No tenemos que ser nosotros menos que ellos, si tenemos con nosotros al mismo Cristo y poseemos el mismo Espíritu del Resucitado. Evangelizar en Cristo a nuestro mundo es cosa difícil en cualquier País, incluso en los ya tradicionalmente cristianos, pero que se han pasado a otro Evangelio (Ga 1,6) o han renunciado al único que nos salva. El “mundo moderno” ha descubierto tantos bienes posibles, que ya las gentes no son los “pobres” hombres que sientan necesitar esa Buena Noticia, que es Jesús, y así puedan recibirlo.Pero solamente Jesús es “el camino”. Sin él, se camina a la perdición inevitable. Sólo él es también “la meta” de nuestra historia humana y de todos nuestros afanes y trabajos. El va atravesando el mar en nuestra barca y cuida de nosotros aunque parezca que está “dormido”, mientras nos deja a nosotros remar hacia delante (Mc 4, 35-41). La Iglesia aún está gobernada por el Espíritu Santo, que es Dios. Somos nosotros quienes nos permitimos criticar, con nuestra inteligencia, a esa Iglesia; en vez de pensar que las infidelidades de la Iglesia de Cristo son nuestras infidelidades con las que la dejamos tan mal parada.
Conocemos muchas verdades antes desconocidas; pero que definitivamente no le sirven al hombre para nada serio. Solamente Cristo es “la verdad” que necesitamos conocer, sólo Cristo crucificado (Ga 6, 15). El es la verdad, de lo que nos ama Dios, y que en él nos ha salvado. Todas las otras verdades tienen algún valor y vigencia si están fundamentadas en esta fe en Jesucristo (Col 1, 15-17). Nunca nos desalentemos al anunciar esa Buena Noticia. El Reino de Dios que anunciamos no puede ir al fracaso.Anunciamos que solamente Jesucristo es “la vida”. Todo lo demás es morir poco a poco para terminar muriendo del todo. “Yo soy el pan que ha bajado del cielo, para que los que coman de él no mueran, sino que tengan vida eterna”; “Como el Padre vive, así vivo yo por el Padre, y del mismo modo el que me come vivirá por mí”, dijo Jesús (Jn 6, 51 y 57). Desde esa fe, clamamos hacia él siempre que celebramos la Eucaristía: “Ven, Señor, Jesús” (Ap 22, 17). Porque quien creyó en él nunca quedó defraudado, la Iglesia siempre salió victoriosa de sus crisis, muchas veces peores que la de ahora.
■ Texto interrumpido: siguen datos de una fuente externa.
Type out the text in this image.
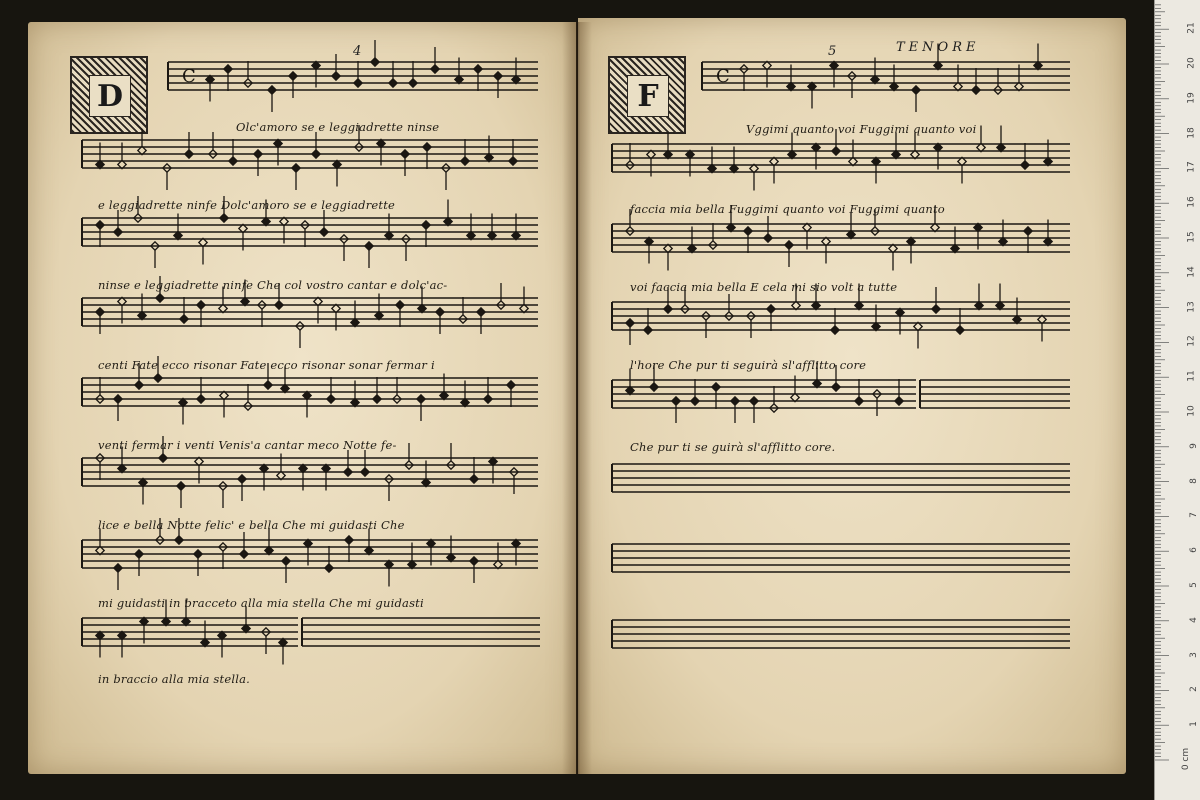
4
D
C
Olc'amoro se e leggiadrette ninse
e leggiadrette ninfe Dolc'amoro se e leggiadrette
ninse e leggiadrette ninfe Che col vostro cantar e dolc'ac-
centi Fate ecco risonar Fate ecco risonar sonar fermar i
venti fermar i venti Venis'a cantar meco Notte fe-
lice e bella Notte felic' e bella Che mi guidasti Che
mi guidasti in bracceto alla mia stella Che mi guidasti
in braccio alla mia stella.
5	TENORE
F
C
Vggimi quanto voi Fuggimi quanto voi
faccia mia bella Fuggimi quanto voi Fuggimi quanto
voi faccia mia bella E cela mi sio volt a tutte
l'hore Che pur ti seguirà sl'afflitto core
Che pur ti se guirà sl'afflitto core.
0 cm
1
2
3
4
5
6
7
8
9
10
11
12
13
14
15
16
17
18
19
20
21
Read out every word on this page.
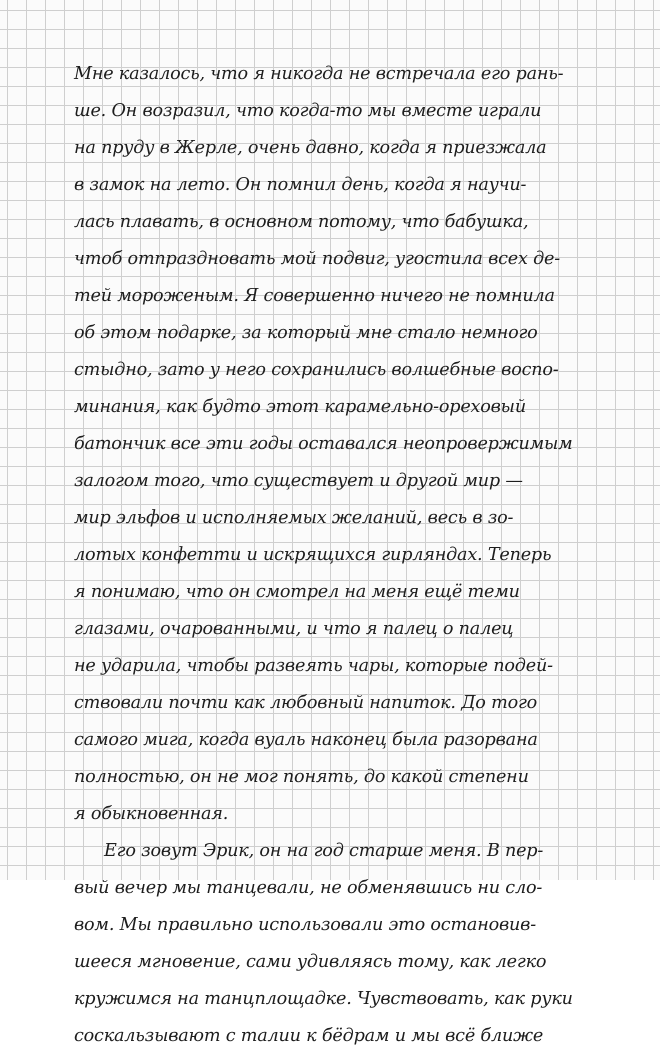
Мне казалось, что я никогда не встречала его рань-
ше. Он возразил, что когда-то мы вместе играли
на пруду в Жерле, очень давно, когда я приезжала
в замок на лето. Он помнил день, когда я научи-
лась плавать, в основном потому, что бабушка,
чтоб отпраздновать мой подвиг, угостила всех де-
тей мороженым. Я совершенно ничего не помнила
об этом подарке, за который мне стало немного
стыдно, зато у него сохранились волшебные воспо-
минания, как будто этот карамельно-ореховый
батончик все эти годы оставался неопровержимым
залогом того, что существует и другой мир —
мир эльфов и исполняемых желаний, весь в зо-
лотых конфетти и искрящихся гирляндах. Теперь
я понимаю, что он смотрел на меня ещё теми
глазами, очарованными, и что я палец о палец
не ударила, чтобы развеять чары, которые подей-
ствовали почти как любовный напиток. До того
самого мига, когда вуаль наконец была разорвана
полностью, он не мог понять, до какой степени
я обыкновенная.
Его зовут Эрик, он на год старше меня. В пер-
вый вечер мы танцевали, не обменявшись ни сло-
вом. Мы правильно использовали это остановив-
шееся мгновение, сами удивляясь тому, как легко
кружимся на танцплощадке. Чувствовать, как руки
соскальзывают с талии к бёдрам и мы всё ближе
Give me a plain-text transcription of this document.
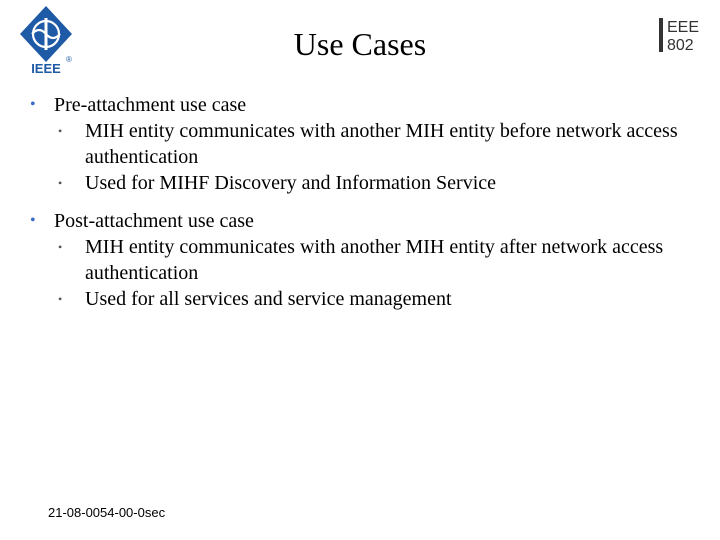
®
IEEE
EEE
802
Use Cases
• Pre-attachment use case
• MIH entity communicates with another MIH entity before network access authentication
• Used for MIHF Discovery and Information Service
• Post-attachment use case
• MIH entity communicates with another MIH entity after network access authentication
• Used for all services and service management
21-08-0054-00-0sec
El Libro del Apocalipsis, después de narrar las tremendas dificultades por las que ha de pasar la Iglesia como Obra de Cristo, termina con esta visión de esperanza: “Me mostró el río de las aguas de la Vida, brillante como el cristal, que brotaban del trono de Dios y del Cordero” (Ap 22, 1). Se refiere al triunfo esplendoroso de la Iglesia después de los avatares por los que pasará. Pero ahora podemos entenderlo a la luz de ese cuadro del “Señor de la Misericordia”, manando del Corazón de Cristo un río del Amor Misericordioso de Padre, que se nos ha hecho visible en Jesucristo. En él “Hemos conocido el Amor que Dios nos tiene y hemos creído” (1Jn 4, 16).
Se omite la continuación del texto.